AEW: Fight Forever is the first wrestling game from the upcoming wrestling organisation AEW. Only a few years old, it’s taken the pro wrestling scene by storm and has established itself as a real competitor to WWE. But is the game any good?
Yes! Well sort of, yes! Company man and serious gamer Kenny Omega have been involved in the development of the game, and they’ve turned to Yukes for the development. This is serious – because it involves the team and style of the N64 Yukes wrestling games, the last one being WWF No Mercy which is regarded by many as the greatest wrestling game of all time. So it’s a sort of sequel, but 23 years later. Big wrestling boots to fill.
Fans of that game still remember the mechanics incredibly well, and as such AEW feels very familiar immediately. Buttons will punch, kick, and grapple, and each shoulder button offers a chance to counter a strike or a grapple. Different lengths of button presses and directions when in a grapple unlock different moves, and you have a variety of options to manipulate the position of your opponent whilst they’re locked up, or on the floor. It’s a ‘simple but complex’ system which makes it relatively easy to pick up and play for newcomers.
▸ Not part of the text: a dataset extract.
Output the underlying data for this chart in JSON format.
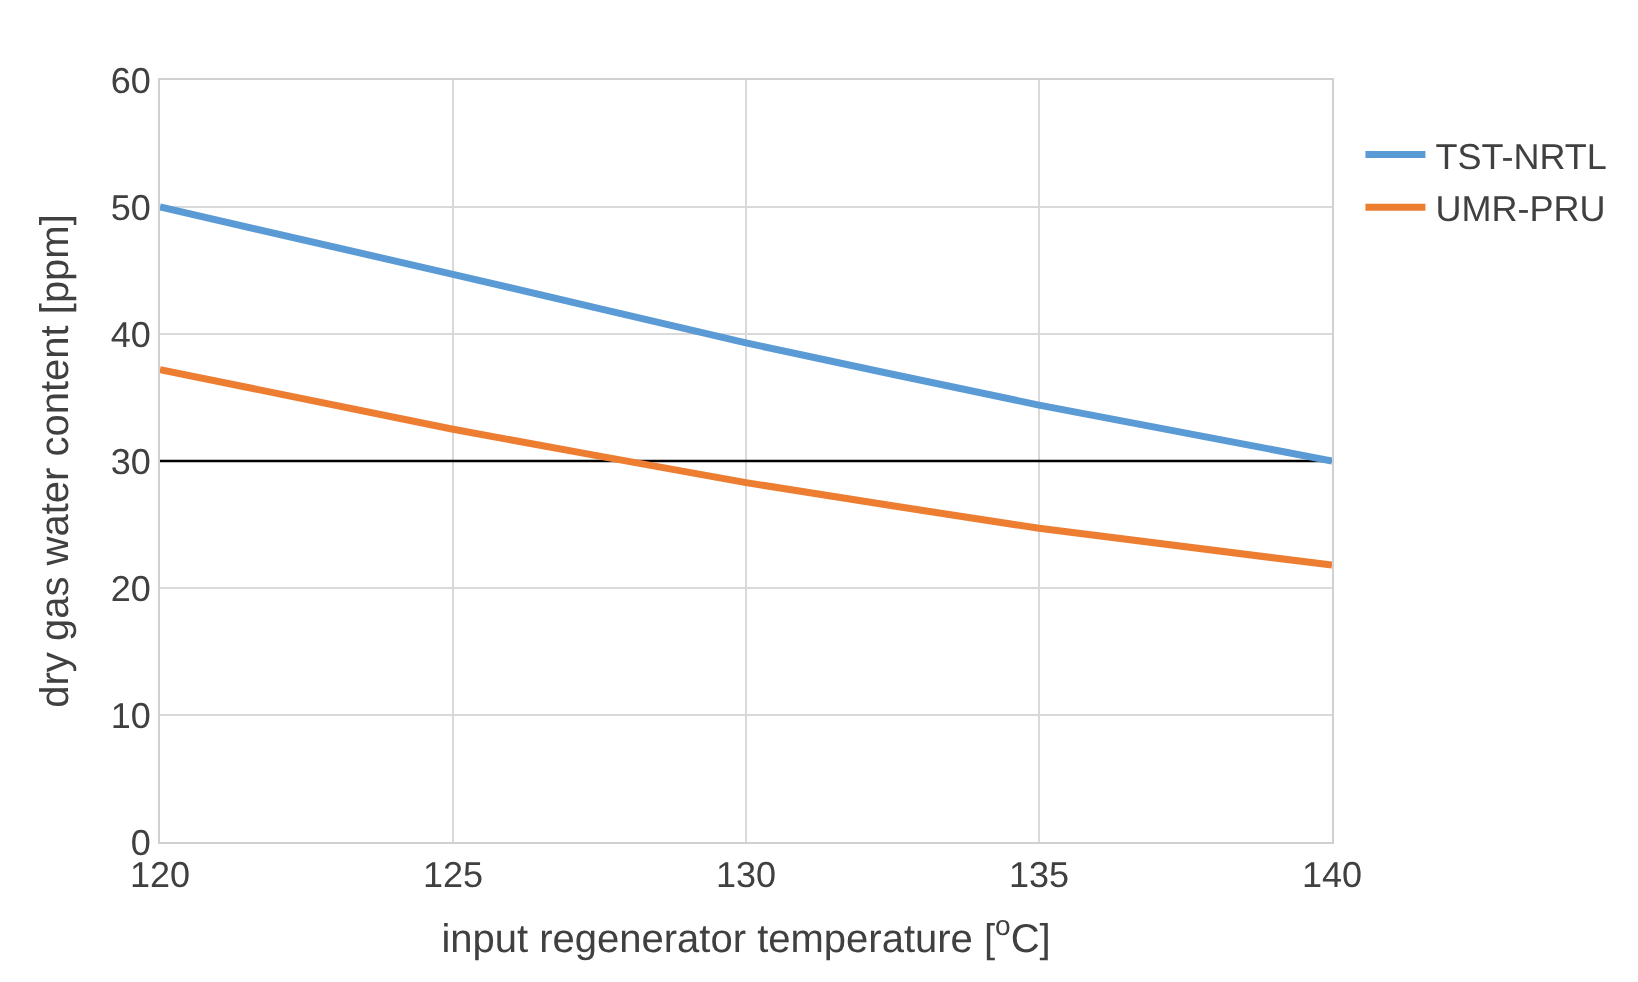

Slightly harder to grasp perhaps is the lack of health bars. There are damage indicators which pop up and the wrestlers show these effects over time, but the core indicator is the momentum bar. Do better, and it gets bigger. This increases your chances of reversing and unlocks signature moves (awkwardly mapped to dpad) and then finisher moves. The finishers almost always result in a definite victory, which has seen some complaint over social media although the developer response has been that AEW is different to WWE, and folks don’t often kick out of finishers. Although arguably this makes a slightly less dramatic game and turns into a ‘rush to finish’.
The core mechanics are really solid and the actual wrestling is very good, although there are quite a few odd little glitches and awkward moments which pop up which could do with some refining. The rush to finish can also result in really short matches. There is a reasonable amount of match variation, but sadly the AI is terrible in anything other than 1 vs 1 matches. Tag matches result in your partner always running in, and three or four-way bouts can be equally frustrating in various ways. These problems can all be fixed, however. Some extreme match types exist; ladder matches, barbed wire death matches and no disqualification, but they can be a bit fiddly.
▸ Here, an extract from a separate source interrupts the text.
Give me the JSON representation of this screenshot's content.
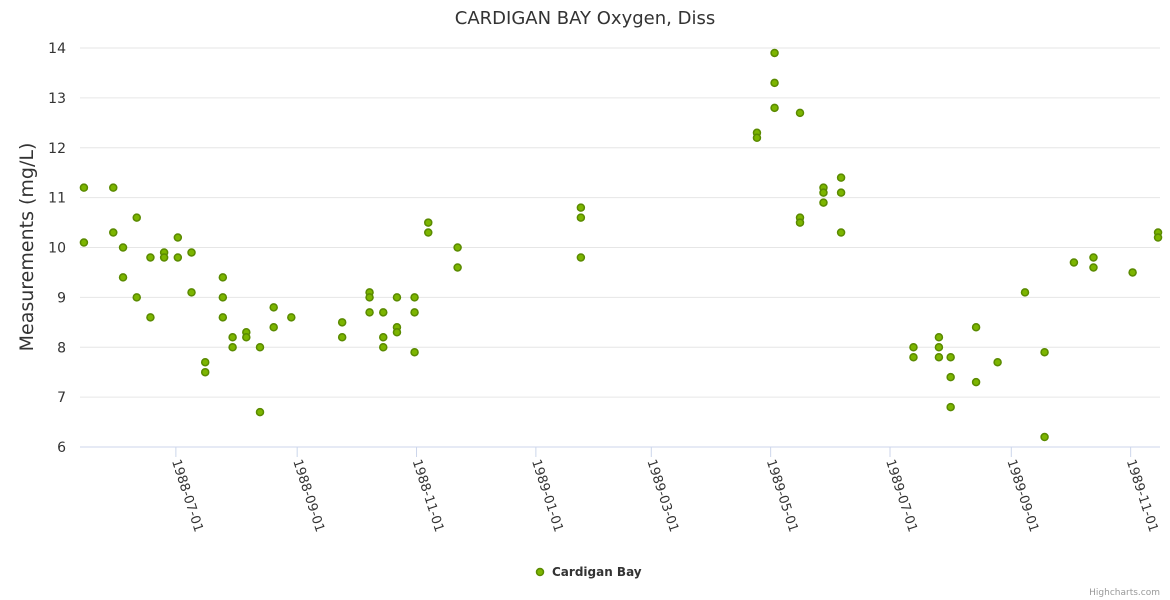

In no-DQ matches, for example, you can pull weapons out of the crowd. Normal stuff turns up, like chairs etc, but then you get to skateboards which you can ride (cool idea, controls badly) and propane tanks which you throw and explode which starts to feel just really gimmicky. Turning up the gimmick are a series of mini-games which you can either play standalone or as part of the ‘Road to Elite’ career mode. They’re really just filler, asking you a quiz about AEW, or making you remember the order of some cards. It’s not what you buy a wrestling game for and it feels like development time would be better spent elsewhere.
The Road to Elite career mode is a relatively short but re-playable story mode. It has a lot of terribly written dialogue with an unnecessary energy/currency metric followed by lots of loading screens and cutscenes. It charts your wrestler’s journey to champion with branching narratives, but they range from joining a club to being betrayed (and then immediately you can ‘hang out’ with the betrayer) or having your clothes stolen by your teammate. Not great.
You can also create your wrestler or arena. The lifeblood of longevity for these sorts of games, but sadly it’s very sparse at the moment although there’s promise of more being added over time. You can wrestle online, but there’s the same variety of modes as offline to select from, but this seems to be segregating the player base meaning it can take a long time to find a game.
AEW: Fight Forever is a really good new entry into the wrestling game genre. Time will tell if it’s a flash in the pan or if the developers can keep tweaking it by fleshing out the content and fixing some of the gripes and niggles, but there’s a solid foundation here and a lot of promise.